Madrid ist ein wichtiger Standort. Seit 2020 operiert Credit Suisse hierzulande mit einer spanischen Banklizenz. Nach dem Brexit verlagerten die Schweizer die Zentrale für die Geschäfte mit einigen EU-Ländern von London in die Hauptstadt. Auch wenn spanische Banken diesmal nicht im Zentrum des Finanzbebens stehen, ist das Land dennoch betroffen.
Die Silikon Valley Bank wiederum ist eine für US-amerikanische Verhältnisse eher kleine Bank mit einem speziellen Geschäftsmodell. Sie finanzierte die Startup-Branche, vergab Kredite und verwaltetet die Einlagen. Zur Absicherung investierte SVB in US-Staatsanleihen. Als die Zentralbanken die Zinsen anhoben, verloren die Anleihen an Wert. Auch die Startups gerieten in Schwierigkeiten, weil sich die Finanzierung verteuerte. In der Not griff man auf die Rücklagen zurück. SVB musste Anleihen vor der Fälligkeit mit Verlust verkaufen, um die Einlagen an die Kunden auszahlen zu können. Als die Bank dann Kapitalbedarf anmeldete, gerieten Kunden in Panik, ein Bankrun setzte ein – der Anfang vom Ende.

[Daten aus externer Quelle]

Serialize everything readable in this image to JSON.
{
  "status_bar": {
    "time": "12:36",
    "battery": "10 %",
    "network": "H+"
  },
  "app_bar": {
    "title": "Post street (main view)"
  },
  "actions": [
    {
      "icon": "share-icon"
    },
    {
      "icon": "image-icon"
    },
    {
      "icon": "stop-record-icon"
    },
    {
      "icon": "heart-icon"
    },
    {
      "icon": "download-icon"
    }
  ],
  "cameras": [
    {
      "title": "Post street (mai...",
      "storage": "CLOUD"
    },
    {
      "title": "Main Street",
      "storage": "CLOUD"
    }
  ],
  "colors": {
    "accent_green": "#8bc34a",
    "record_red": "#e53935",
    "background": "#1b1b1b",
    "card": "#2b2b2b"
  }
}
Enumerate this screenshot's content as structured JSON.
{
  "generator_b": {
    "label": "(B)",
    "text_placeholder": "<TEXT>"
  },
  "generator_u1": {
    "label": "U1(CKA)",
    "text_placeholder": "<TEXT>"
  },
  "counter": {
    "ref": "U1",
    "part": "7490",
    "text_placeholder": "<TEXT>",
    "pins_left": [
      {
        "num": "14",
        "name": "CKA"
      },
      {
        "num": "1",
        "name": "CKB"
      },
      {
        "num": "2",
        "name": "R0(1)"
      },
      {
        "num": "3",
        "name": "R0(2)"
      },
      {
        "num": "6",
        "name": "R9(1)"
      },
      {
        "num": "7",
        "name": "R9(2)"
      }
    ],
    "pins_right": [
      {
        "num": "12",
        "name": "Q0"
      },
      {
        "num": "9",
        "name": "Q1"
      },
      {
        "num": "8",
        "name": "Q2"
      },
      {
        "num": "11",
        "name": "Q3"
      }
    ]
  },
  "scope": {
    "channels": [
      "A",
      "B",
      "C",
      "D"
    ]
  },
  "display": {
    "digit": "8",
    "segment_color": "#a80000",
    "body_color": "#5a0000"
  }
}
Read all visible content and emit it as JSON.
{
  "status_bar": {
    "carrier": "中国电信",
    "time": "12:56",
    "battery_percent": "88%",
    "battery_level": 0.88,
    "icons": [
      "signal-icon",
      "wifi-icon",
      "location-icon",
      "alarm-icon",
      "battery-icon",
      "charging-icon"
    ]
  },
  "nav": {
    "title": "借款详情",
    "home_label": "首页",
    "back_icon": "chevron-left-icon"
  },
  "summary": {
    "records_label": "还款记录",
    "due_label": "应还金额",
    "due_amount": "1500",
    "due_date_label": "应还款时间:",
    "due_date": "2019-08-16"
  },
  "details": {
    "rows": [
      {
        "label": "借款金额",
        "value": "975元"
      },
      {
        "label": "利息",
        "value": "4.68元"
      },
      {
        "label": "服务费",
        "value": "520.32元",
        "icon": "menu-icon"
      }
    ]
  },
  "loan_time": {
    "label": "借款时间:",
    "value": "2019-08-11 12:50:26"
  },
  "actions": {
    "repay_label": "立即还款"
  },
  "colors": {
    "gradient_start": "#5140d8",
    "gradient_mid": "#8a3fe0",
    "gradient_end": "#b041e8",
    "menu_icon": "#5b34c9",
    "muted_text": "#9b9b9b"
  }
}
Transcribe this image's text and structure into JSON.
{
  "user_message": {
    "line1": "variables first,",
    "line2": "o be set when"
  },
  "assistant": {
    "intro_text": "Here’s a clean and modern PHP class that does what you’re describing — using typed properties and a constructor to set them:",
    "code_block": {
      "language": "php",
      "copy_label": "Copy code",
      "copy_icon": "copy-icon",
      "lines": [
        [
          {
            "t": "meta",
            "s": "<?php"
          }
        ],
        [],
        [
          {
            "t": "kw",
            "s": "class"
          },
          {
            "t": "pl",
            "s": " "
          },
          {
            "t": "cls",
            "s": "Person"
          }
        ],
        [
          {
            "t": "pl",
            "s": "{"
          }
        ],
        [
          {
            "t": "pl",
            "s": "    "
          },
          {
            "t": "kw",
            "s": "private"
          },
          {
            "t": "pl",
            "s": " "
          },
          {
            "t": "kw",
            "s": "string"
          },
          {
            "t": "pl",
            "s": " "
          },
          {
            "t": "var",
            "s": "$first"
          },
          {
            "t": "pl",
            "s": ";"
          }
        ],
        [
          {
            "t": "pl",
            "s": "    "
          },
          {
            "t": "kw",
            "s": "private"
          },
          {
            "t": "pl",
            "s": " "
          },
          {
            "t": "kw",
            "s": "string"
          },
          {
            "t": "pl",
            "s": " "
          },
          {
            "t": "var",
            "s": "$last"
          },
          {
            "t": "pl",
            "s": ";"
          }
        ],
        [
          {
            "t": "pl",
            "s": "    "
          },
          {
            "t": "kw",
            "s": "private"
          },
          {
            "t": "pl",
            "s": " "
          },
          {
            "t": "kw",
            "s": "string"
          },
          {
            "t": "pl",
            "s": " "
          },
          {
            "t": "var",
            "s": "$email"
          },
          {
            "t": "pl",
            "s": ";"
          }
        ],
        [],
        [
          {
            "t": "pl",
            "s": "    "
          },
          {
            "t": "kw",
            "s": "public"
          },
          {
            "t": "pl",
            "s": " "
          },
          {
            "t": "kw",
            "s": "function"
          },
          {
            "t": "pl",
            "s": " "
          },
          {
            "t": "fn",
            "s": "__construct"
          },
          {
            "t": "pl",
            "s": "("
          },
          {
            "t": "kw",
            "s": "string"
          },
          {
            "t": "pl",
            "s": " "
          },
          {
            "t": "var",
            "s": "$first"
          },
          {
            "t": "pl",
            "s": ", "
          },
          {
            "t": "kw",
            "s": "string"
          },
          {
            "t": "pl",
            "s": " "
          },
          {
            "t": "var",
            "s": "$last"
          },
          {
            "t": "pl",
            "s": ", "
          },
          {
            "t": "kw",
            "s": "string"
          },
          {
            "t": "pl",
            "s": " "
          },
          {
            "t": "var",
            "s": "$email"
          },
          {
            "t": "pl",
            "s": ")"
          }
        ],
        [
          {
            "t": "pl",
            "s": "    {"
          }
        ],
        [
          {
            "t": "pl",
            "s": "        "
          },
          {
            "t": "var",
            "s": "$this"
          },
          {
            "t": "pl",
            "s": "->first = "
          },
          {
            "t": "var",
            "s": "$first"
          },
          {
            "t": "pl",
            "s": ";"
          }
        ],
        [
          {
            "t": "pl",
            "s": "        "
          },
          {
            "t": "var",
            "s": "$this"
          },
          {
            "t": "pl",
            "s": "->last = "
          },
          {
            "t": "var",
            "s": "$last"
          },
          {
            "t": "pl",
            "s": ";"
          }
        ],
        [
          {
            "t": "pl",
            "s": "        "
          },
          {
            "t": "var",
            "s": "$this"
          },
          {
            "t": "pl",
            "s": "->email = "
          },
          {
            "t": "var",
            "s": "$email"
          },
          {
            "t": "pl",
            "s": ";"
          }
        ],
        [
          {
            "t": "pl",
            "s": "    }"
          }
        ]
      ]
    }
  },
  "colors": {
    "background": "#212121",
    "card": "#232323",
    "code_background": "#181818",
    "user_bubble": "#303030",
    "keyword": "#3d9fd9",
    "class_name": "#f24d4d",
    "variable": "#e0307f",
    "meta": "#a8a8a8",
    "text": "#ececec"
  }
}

Wenn amerikanische Investmentfonds an europäischen Startups interessiert sind, dann möchten sie ihre Investition gerne in USDollar abwickeln. Die Europäer benötigen also die Dienste einer US-Bank. Am besten verlegen sie den Sitz in die USA. Bevorzugte Bank war oft: SVB. Wie es aus Finanzkreisen
hieß, hätten die meisten der spanischen „Einhörner“– so werden Startups mit einem Börsenwert von über einer Milliarde Euro genannt – mit SVB zusammengearbeitet.
So war das der Fall bei Fever, der Plattform für Live- und Freizeitveranstaltungen, oder bei Devo, einem Unternehmen für CyberSicherheit. Beide betonen aber, nur in geringem Umfang mit SVB zu tun gehabt zu haben. Auch der Fahrdienstleister Cabify gab Geschäfte mit SVB zu. „Aber nur mit begrenztem Kapital, um laufende
Kosten einer Gesellschaft der Gruppe in den USA bestreiten zu können“, hieß es. Alle internationalen Operationen würden aber von Spanien aus erfolgen.
Wallbox ist ein weiteres spanisches Startup, das an der Börse in New York notiert ist. Jon and Talent wiederum hat den Sitz nach Großbritannien verlegt. Beide geben aber an, nichts mit SVB zu tun gehabt zu haben. Domestika, Letgo und Ravelpeck haben ihren Sitz ebenfalls in die USA verlegt. Eine gute Notiz für die spanischen Startups war, dass die US-Notenbank
Fed 100 Prozent der Einlagen der Bank garantiert und den anderen Geldhäusern die nötige Liquidität sichert. Auch haben spanische und andere europäische Startups ihre Geschäfte stärker diversifiziert als die US-Firmen. Und ein Großteil der Gelder liegt bei Banken auf dem „Alten Kontinent“.
Dass der Fall der SVB etliche Startups in die Pleite getrieben hat, steht außer Frage. Das betrifft auch die Venture-Capital-Fonds. Gerade diese Investmentfonds finanzieren gerne Startups. Sie könnten die Nächsten sein, die fallen. Auch spanische Wagniskapitalfonds sind aktiv. Sie beeilten sich, ihre Partner zu beruhigen. So versicherten MVB Fund, Bankinter und Kantoar, dass nur wenige Beteiligungen betroffenen seien. Kibo Ventures sprach von nur zwei.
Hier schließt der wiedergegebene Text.